/cli-scraper

A node.js library for consuming web contents in command-line interface

Primary LanguageJavaScript

cli-scraper build node6.10.1 npm

cli-scraper is a Node web scraper library at its core, it tries to make it easy for you to scrape and consume static web pages in your terminal, if you're like me, living in the terminal world, it gives you another reason to stay. 😂 p.s. I know the name sounds bit strange, it does not scrape anything from cli, scraper-for-cli maybe better? Naming is hard!

Getting started

Installation

This README is also available in: English, 中文.

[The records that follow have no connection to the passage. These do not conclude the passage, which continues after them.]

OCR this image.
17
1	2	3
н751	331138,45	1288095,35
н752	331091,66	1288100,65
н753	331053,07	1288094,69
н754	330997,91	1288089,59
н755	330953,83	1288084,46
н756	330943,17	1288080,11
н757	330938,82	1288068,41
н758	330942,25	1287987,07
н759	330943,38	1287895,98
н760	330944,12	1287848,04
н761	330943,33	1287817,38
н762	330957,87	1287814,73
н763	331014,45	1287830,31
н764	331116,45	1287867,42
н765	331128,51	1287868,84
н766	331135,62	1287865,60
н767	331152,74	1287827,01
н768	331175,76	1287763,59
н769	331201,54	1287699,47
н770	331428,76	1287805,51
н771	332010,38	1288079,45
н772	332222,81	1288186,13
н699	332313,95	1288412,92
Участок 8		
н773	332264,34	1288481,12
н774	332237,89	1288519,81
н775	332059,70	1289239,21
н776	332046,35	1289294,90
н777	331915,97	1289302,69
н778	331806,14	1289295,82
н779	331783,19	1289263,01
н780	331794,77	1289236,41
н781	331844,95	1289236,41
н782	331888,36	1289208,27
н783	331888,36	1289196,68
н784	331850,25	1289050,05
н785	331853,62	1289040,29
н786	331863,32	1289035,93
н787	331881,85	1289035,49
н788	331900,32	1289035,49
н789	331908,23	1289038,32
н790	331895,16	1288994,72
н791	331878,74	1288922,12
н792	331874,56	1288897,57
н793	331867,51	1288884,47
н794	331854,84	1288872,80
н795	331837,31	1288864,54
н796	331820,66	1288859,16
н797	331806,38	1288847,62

To install cli-scraper globally on your machine, run:

$ yarn global add cli-scraper
# or "npm i -g cli-scraper"

Usage

Once cli-scraper is installed, you'll be able to interact with clis command in your terminal, to get cli-scraper to work, all you need to do is to:

  1. generate a new configuration file with command $ clis init hello.js.
  2. let cli-scraper know how to locate the content you'd like to extract by providing it with the css selectors.
  3. lastly, run $ clis process hello.js.

Example - navigating to https://bing.com and scraping logo text:

Generate configuration file with init command by running $ clis init bing.js

// here's the completed configuration, copy paste into your bing.js, try it out.
module.exports = {
  url: 'https://www.bing.com/',     // target url
  process: function ({ $ }) {
    return $('.hp_sw_logo').text()  // grab target element via css selector, then get the text out of it
  },
  finally: function (res) {
    console.log(res + 'go :)')      // what you want to do with the result
  }
}

Process the configuration with process command by running $ clis process bing.js

This is the bare minimum configuration you will need for scraping, you may notice there are more properties in the default configuration than the example above, I'll explain them in detail later, before we do that, I'd like to show you another example.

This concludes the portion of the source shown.